London Broil

Chefs can work culinary wonders with all types of meat cuts, balancing and contrasting flavors to create new and exciting flavor experiences, but there is something visceral, almost feral, about cutting into a piece of meat that’s been cooked over an open flame. The mystical process that transforms raw meat into a tender, juicy bite, with just enough smokey char on the outside to give it unparalleled flavor.

While the stand out winner is obviously rib steak, there are a number of other cuts of meat that can really rise to the challenge of direct flame grilling.
London broil is none of them.

London broil describes a method of cooking. The first stage is the marinade, the second is the cooking.

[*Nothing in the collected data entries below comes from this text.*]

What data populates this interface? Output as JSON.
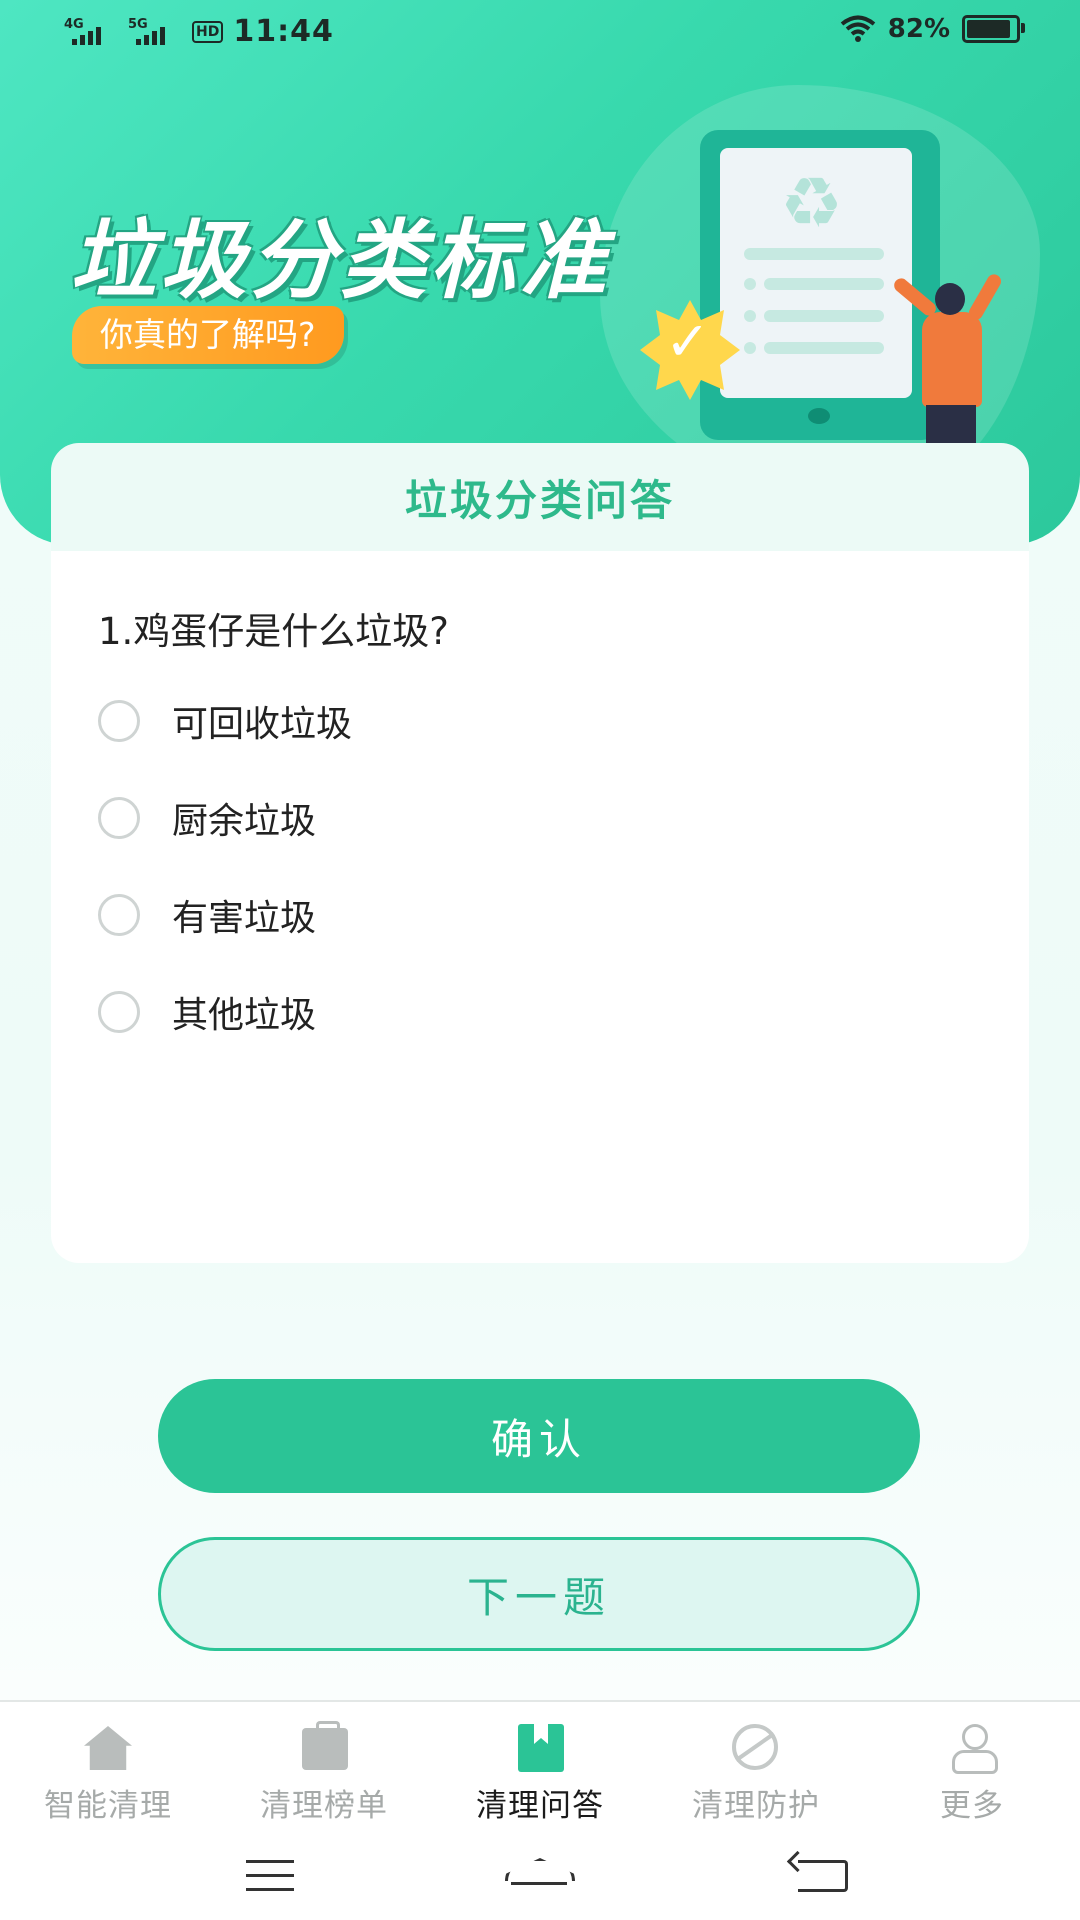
{
  "status_bar": {
    "network1": "4G",
    "network2": "5G",
    "hd": "HD",
    "time": "11:44",
    "battery_percent": "82%",
    "battery_level": 0.82,
    "icons": [
      "signal-icon",
      "wifi-icon",
      "battery-icon"
    ]
  },
  "hero": {
    "title": "垃圾分类标准",
    "subtitle": "你真的了解吗?",
    "colors": {
      "gradient_start": "#4ee6c2",
      "gradient_end": "#2cc89c",
      "pill": "#ff9a1f"
    }
  },
  "quiz": {
    "title": "垃圾分类问答",
    "question": "1.鸡蛋仔是什么垃圾?",
    "options": [
      {
        "label": "可回收垃圾",
        "selected": false
      },
      {
        "label": "厨余垃圾",
        "selected": false
      },
      {
        "label": "有害垃圾",
        "selected": false
      },
      {
        "label": "其他垃圾",
        "selected": false
      }
    ]
  },
  "actions": {
    "confirm_label": "确认",
    "next_label": "下一题",
    "accent_color": "#2bc496"
  },
  "tabbar": {
    "items": [
      {
        "label": "智能清理",
        "icon": "home-upload-icon",
        "active": false
      },
      {
        "label": "清理榜单",
        "icon": "trash-bag-icon",
        "active": false
      },
      {
        "label": "清理问答",
        "icon": "book-icon",
        "active": true
      },
      {
        "label": "清理防护",
        "icon": "camera-off-icon",
        "active": false
      },
      {
        "label": "更多",
        "icon": "user-icon",
        "active": false
      }
    ]
  },
  "system_nav": [
    "menu-icon",
    "home-icon",
    "back-icon"
  ]
}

There is no cut of meat that called “London Broil” regardless of what it might say on the label in the supermarket. This is simply a method shops use to attract your attention, and for less scrupulous owners to raise the price as well. If they can call a flank steak London broil and charge extra, they will.

There seems to be a great deal of confusion about what is a London broil. No one knows where it came from or how it got its name. It is not an English dish, as it first appeared in print in the 1930s in the US. If  I had to guess, London was the surname of the person who first prepared it, or, simply a marketing name to make this cheap piece of meat sound “Continental.”

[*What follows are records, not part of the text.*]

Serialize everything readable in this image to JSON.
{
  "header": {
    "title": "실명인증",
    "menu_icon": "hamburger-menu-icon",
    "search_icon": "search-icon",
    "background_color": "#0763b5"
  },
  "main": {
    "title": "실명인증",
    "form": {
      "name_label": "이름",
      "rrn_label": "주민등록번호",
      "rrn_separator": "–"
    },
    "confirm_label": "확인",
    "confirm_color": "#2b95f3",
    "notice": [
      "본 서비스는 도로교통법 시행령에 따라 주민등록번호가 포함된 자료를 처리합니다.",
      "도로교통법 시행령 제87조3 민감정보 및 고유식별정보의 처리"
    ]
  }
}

Kosher people pay attention: the traditional cut of meat used in a London broil comes from the loin, called a flank steak. That isn’t a typically kosher cut of meat (it’s a #17 pladah in Israel; see my Meat Cuts by the Numbers chart), nor is its runner-up cut, the Top Round (#16 Kaf). But you could just as easily use a Michaseh HaTzlah #7 (Chuck cover), the plate flank steak from a #9 (Asado) if you’re lucky to have one, or even a Tzlaot #2 (Chuck Blade) – either as a trimmed roast or as chuck steaks. If you’re feeling particularly generous, remove the rib-eye lip and use that. My point is that there are many pieces of beef you can use; it’s what you do with that meat that makes it a London broil.

The Meat

Only a few cuts of beef are naturally able to be grilled without turning them into shoe leather; fewer for kosher consumers. Meat for grilling should ideally:

  • Comes from a muscle group that doesn’t get constantly worked so the meat isn’t tough
  • Be marbled with fat – not silverskin or connective tissue – so the meat doesn’t shrink
  • Contain a layer of covering fat so the meat doesn’t dry out
If any of these qualities are absent, the preparation of the piece of meat needs to compensate for the missing element or it will be tough and dry.

The piece of meat to use for London Broil should be no more than 6 centimeters thick. This will allow for the heat to penetrate into the meat quickly without overcooking the outside. The meat should have some fat on it, which can be cut off after the meat is cooked, but it shouldn’t have any silverskin on it at all which means you might wind up trimming away the fat. The grain of the meat should run the length of the cut. If you have a meat tenderizer, it would be a good idea to use it at this point to help break up the meat fibers so that the marinade can penetrate into the muscle.

Mostly trimmed. The small pieces of connective tissue were removed before marinating. Then I beat it with a hammer.